延長11回、無死一・二塁という絶好機で打席に立った広島カープの2024年ドラフト1位・佐々木泰はこの日のヤクルト戦でプロ初安打を含む2安打を放ち、チームに勢いをもたらしていた。
しかしこの場面で新井貴浩監督が選んだのは「犠打」。アウトひとつを献上することで、走者を進塁させる作戦だった。ゲッツーのリスクを避け、得点機会を確実に積み上げる手堅い戦術。しかしこれが失敗に終わり、一打サヨナラを期待したファンは天を仰いだ。
5月22日のこの試合、佐々木の調子は非常に良く、青山学院大学時代に大舞台で見せた勝負強さを考えれば、バット勝負を託すのが理にかなっていたのでは、と思う。今となっては、ただの結果論にすぎないが…。
ではこの場面でのバントは、本当に最善の選択だったのか。NPB公式の試合データに基づく「Run Expectancy Matrix(REM)」(イニングが終わるまでに平均して何得点できるかを示した統計表)を参照すると、犠打の効果は思ったほど大きくないことがわかる。
無死一・二塁の場合、残りの攻撃チャンスにあらかじめ期待できる得点は「1.378」。犠打で走者を進めた場合、一死二・三塁となるが、その場合は「1.313」。一見、確実に進塁できるものの、実際には得点機をわずかに減らしてしまうのだ。
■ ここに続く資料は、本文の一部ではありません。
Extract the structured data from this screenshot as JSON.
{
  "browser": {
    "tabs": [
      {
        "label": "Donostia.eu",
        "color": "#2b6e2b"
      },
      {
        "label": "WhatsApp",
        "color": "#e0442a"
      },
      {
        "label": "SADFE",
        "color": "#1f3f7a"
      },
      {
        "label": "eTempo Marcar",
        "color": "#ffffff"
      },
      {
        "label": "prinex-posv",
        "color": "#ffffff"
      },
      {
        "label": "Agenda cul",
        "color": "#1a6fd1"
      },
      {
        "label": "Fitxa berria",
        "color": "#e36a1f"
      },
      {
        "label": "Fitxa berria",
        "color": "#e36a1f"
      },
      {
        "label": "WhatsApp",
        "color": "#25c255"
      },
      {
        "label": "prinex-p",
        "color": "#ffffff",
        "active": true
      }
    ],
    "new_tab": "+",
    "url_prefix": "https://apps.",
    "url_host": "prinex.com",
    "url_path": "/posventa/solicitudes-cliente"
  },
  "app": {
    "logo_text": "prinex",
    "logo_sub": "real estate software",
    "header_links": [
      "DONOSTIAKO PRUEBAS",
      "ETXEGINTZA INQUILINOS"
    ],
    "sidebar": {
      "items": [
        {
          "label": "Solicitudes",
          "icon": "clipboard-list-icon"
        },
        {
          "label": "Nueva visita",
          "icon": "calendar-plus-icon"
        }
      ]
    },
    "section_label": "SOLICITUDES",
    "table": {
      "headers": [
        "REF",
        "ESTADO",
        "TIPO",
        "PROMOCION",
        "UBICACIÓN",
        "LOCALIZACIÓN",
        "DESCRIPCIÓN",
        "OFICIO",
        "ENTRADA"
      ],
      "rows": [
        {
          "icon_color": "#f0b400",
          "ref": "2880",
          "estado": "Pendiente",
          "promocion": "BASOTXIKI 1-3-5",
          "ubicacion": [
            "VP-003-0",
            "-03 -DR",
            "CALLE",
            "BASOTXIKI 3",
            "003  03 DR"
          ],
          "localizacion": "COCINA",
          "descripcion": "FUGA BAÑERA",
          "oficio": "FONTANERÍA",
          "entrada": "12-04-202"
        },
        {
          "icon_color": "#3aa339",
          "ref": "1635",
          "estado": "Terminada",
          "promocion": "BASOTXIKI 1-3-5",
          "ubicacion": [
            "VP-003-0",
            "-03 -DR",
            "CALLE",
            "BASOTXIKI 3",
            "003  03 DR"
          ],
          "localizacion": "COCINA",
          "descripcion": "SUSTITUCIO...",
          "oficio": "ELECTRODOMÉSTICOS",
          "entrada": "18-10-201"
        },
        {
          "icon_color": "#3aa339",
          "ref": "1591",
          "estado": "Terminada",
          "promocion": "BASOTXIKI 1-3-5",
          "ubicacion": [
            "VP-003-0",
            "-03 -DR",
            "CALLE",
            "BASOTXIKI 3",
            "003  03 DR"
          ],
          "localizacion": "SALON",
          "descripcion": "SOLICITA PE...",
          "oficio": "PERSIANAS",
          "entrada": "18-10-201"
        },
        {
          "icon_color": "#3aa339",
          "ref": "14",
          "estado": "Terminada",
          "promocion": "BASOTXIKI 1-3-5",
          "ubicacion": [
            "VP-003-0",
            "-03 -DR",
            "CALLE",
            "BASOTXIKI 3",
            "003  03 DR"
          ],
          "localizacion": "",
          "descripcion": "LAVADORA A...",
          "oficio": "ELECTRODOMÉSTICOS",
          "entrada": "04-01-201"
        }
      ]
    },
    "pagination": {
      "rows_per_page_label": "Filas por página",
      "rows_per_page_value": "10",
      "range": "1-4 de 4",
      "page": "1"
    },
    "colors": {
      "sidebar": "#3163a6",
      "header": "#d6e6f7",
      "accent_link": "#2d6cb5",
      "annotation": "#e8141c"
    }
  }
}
さらに「少なくとも1点を取れる確率」は、無死一・二塁で約72%、一死二・三塁では約71%。ほぼ同じとはいえ、1%の減少が認められ、イニング残りで得点するチャンス全体の価値は上がるどころか、下がる。むしろ無死のまま佐々木に勝負を託せば、サヨナラ打など一打逆転のシナリオを引き寄せる可能性があった…と思ってしまうのだ。
奇しくもこの日、仙台では広島がドラフト会議でくじを外した楽天の宗山塁が、同点の9回一死三塁の場面で中堅へのサヨナラ犠牲フライを放ち、劇的な勝利を演出している。
佐々木の将来を考える上でも、次のチャンスにはデータを踏まえた果敢な打撃起用を…と新井監督に注文をつけたくなるのだった。